Early History of the Oakison family
This web page shows only a small excerpt of our Oakison research.Another 118 words (8 lines of text) covering the years 1282, 1379, 1346, 1614, 1692, 1660, 1661, 1619 and 1700 are included under the topic Early Oakison History in all our PDF Extended History products and printed products wherever possible.
Oakison Spelling Variations
The English language only became standardized in the last few centuries. For that reason, spelling variations
are common among many Anglo-Norman names. The shape of the English language was frequently changed with the introduction of elements of Norman French, Latin, and other European languages; even the spelling of literate people's names were subsequently modified.
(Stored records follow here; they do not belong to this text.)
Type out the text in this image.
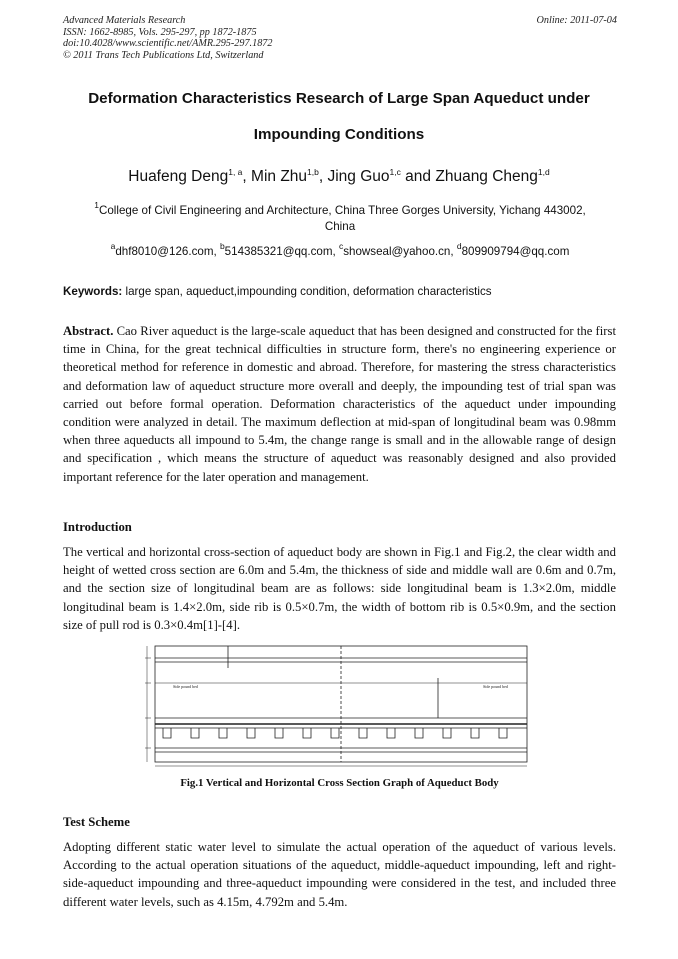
Advanced Materials Research
ISSN: 1662-8985, Vols. 295-297, pp 1872-1875
doi:10.4028/www.scientific.net/AMR.295-297.1872
© 2011 Trans Tech Publications Ltd, Switzerland
Online: 2011-07-04
Deformation Characteristics Research of Large Span Aqueduct under
Impounding Conditions
Huafeng Deng$^{1, a}$, Min Zhu$^{1,b}$, Jing Guo$^{1,c}$ and Zhuang Cheng$^{1,d}$
$^1$College of Civil Engineering and Architecture, China Three Gorges University, Yichang 443002,
China
$^a$dhf8010@126.com, $^b$514385321@qq.com, $^c$showseal@yahoo.cn, $^d$809909794@qq.com
Keywords: large span, aqueduct,impounding condition, deformation characteristics
Abstract. Cao River aqueduct is the large-scale aqueduct that has been designed and constructed for the first time in China, for the great technical difficulties in structure form, there's no engineering experience or theoretical method for reference in domestic and abroad. Therefore, for mastering the stress characteristics and deformation law of aqueduct structure more overall and deeply, the impounding test of trial span was carried out before formal operation. Deformation characteristics of the aqueduct under impounding condition were analyzed in detail. The maximum deflection at mid-span of longitudinal beam was 0.98mm when three aqueducts all impound to 5.4m, the change range is small and in the allowable range of design and specification , which means the structure of aqueduct was reasonably designed and also provided important reference for the later operation and management.
Introduction
The vertical and horizontal cross-section of aqueduct body are shown in Fig.1 and Fig.2, the clear width and height of wetted cross section are 6.0m and 5.4m, the thickness of side and middle wall are 0.6m and 0.7m, and the section size of longitudinal beam are as follows: side longitudinal beam is 1.3×2.0m, middle longitudinal beam is 1.4×2.0m, side rib is 0.5×0.7m, the width of bottom rib is 0.5×0.9m, and the section size of pull rod is 0.3×0.4m[1]-[4].
Side pound bed	Side pound bed
Fig.1 Vertical and Horizontal Cross Section Graph of Aqueduct Body
Test Scheme
Adopting different static water level to simulate the actual operation of the aqueduct of various levels. According to the actual operation situations of the aqueduct, middle-aqueduct impounding, left and right-side-aqueduct impounding and three-aqueduct impounding were considered in the test, and included three different water levels, such as 4.15m, 4.792m and 5.4m.
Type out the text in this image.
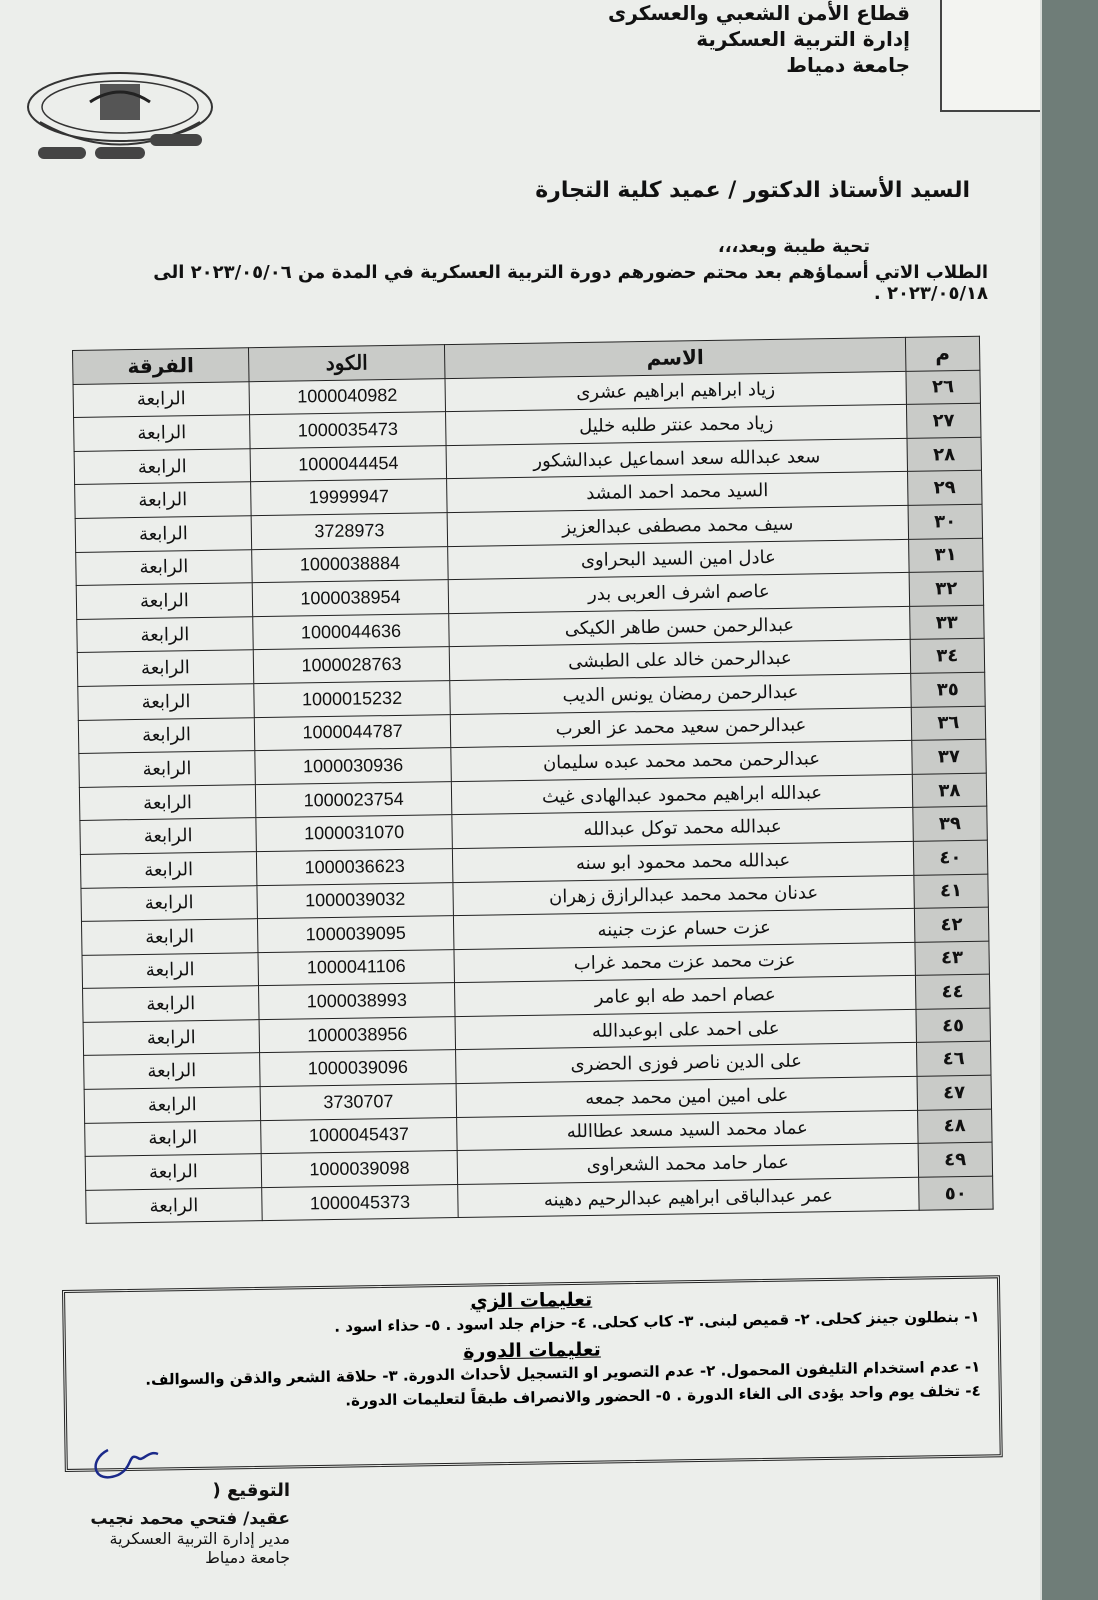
قطاع الأمن الشعبي والعسكرى
إدارة التربية العسكرية
جامعة دمياط
السيد الأستاذ الدكتور / عميد كلية التجارة
تحية طيبة وبعد،،،
الطلاب الاتي أسماؤهم بعد محتم حضورهم دورة التربية العسكرية في المدة من ٢٠٢٣/٠٥/٠٦ الى ٢٠٢٣/٠٥/١٨ .
م	الاسم	الكود	الفرقة
٢٦	زياد ابراهيم ابراهيم عشرى	1000040982	الرابعة
٢٧	زياد محمد عنتر طلبه خليل	1000035473	الرابعة
٢٨	سعد عبدالله سعد اسماعيل عبدالشكور	1000044454	الرابعة
٢٩	السيد محمد احمد المشد	19999947	الرابعة
٣٠	سيف محمد مصطفى عبدالعزيز	3728973	الرابعة
٣١	عادل امين السيد البحراوى	1000038884	الرابعة
٣٢	عاصم اشرف العربى بدر	1000038954	الرابعة
٣٣	عبدالرحمن حسن طاهر الكيكى	1000044636	الرابعة
٣٤	عبدالرحمن خالد على الطبشى	1000028763	الرابعة
٣٥	عبدالرحمن رمضان يونس الديب	1000015232	الرابعة
٣٦	عبدالرحمن سعيد محمد عز العرب	1000044787	الرابعة
٣٧	عبدالرحمن محمد محمد عبده سليمان	1000030936	الرابعة
٣٨	عبدالله ابراهيم محمود عبدالهادى غيث	1000023754	الرابعة
٣٩	عبدالله محمد توكل عبدالله	1000031070	الرابعة
٤٠	عبدالله محمد محمود ابو سنه	1000036623	الرابعة
٤١	عدنان محمد محمد عبدالرازق زهران	1000039032	الرابعة
٤٢	عزت حسام عزت جنينه	1000039095	الرابعة
٤٣	عزت محمد عزت محمد غراب	1000041106	الرابعة
٤٤	عصام احمد طه ابو عامر	1000038993	الرابعة
٤٥	على احمد على ابوعبدالله	1000038956	الرابعة
٤٦	على الدين ناصر فوزى الحضرى	1000039096	الرابعة
٤٧	على امين امين محمد جمعه	3730707	الرابعة
٤٨	عماد محمد السيد مسعد عطاالله	1000045437	الرابعة
٤٩	عمار حامد محمد الشعراوى	1000039098	الرابعة
٥٠	عمر عبدالباقى ابراهيم عبدالرحيم دهينه	1000045373	الرابعة
تعليمات الزي
١- بنطلون جينز كحلى. ٢- قميص لبنى. ٣- كاب كحلى. ٤- حزام جلد اسود . ٥- حذاء اسود .
تعليمات الدورة
١- عدم استخدام التليفون المحمول. ٢- عدم التصوير او التسجيل لأحداث الدورة. ٣- حلاقة الشعر والذقن والسوالف.
٤- تخلف يوم واحد يؤدى الى الغاء الدورة . ٥- الحضور والانصراف طبقاً لتعليمات الدورة.
التوقيع (
عقيد/ فتحي محمد نجيب
مدير إدارة التربية العسكرية
جامعة دمياط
Oakison has been recorded under many different variations, including Acre, Acres, Aker, Eaker, Eakers, Aiker, Aikers, Aikerson, Aker, Akers, Acker, Ackers, Ackhurst and many more.
Early Notables of the Oakison family (pre 1700)
Outstanding amongst the family at this time was Sir Anthony Aucher, 1st Baronet
(1614-1692), an English politician from Bishopsbourne, Kent
, Member of Parliament for Canterbury (1660-1661), a supporter... Another 27 words (2 lines of text) are included under the topic Early Oakison Notables in all our PDF Extended History products and printed products wherever possible.
Migration of the Oakison family to the New World and Oceana
To escape the uncertainty of the political and religious uncertainty found in England
, many English families boarded ships at great expense to sail for the colonies held by Britain. The passages were expensive, though, and the boats were unsafe, overcrowded, and ridden with disease. Those who were hardy and lucky enough to make the passage intact were rewarded with land, opportunity, and social environment less prone to religious and political persecution. Many of these families went on to be important contributors to the young nations of Canada and the United States where they settled. Oakisons were some of the first of the immigrants to arrive in North America: Henry Acres (sometimes Ackers) who settled in Newbury Massachusetts in 1674, and married Hannah Silver; Henry Eakers, who settled in Philadelphia in 1738.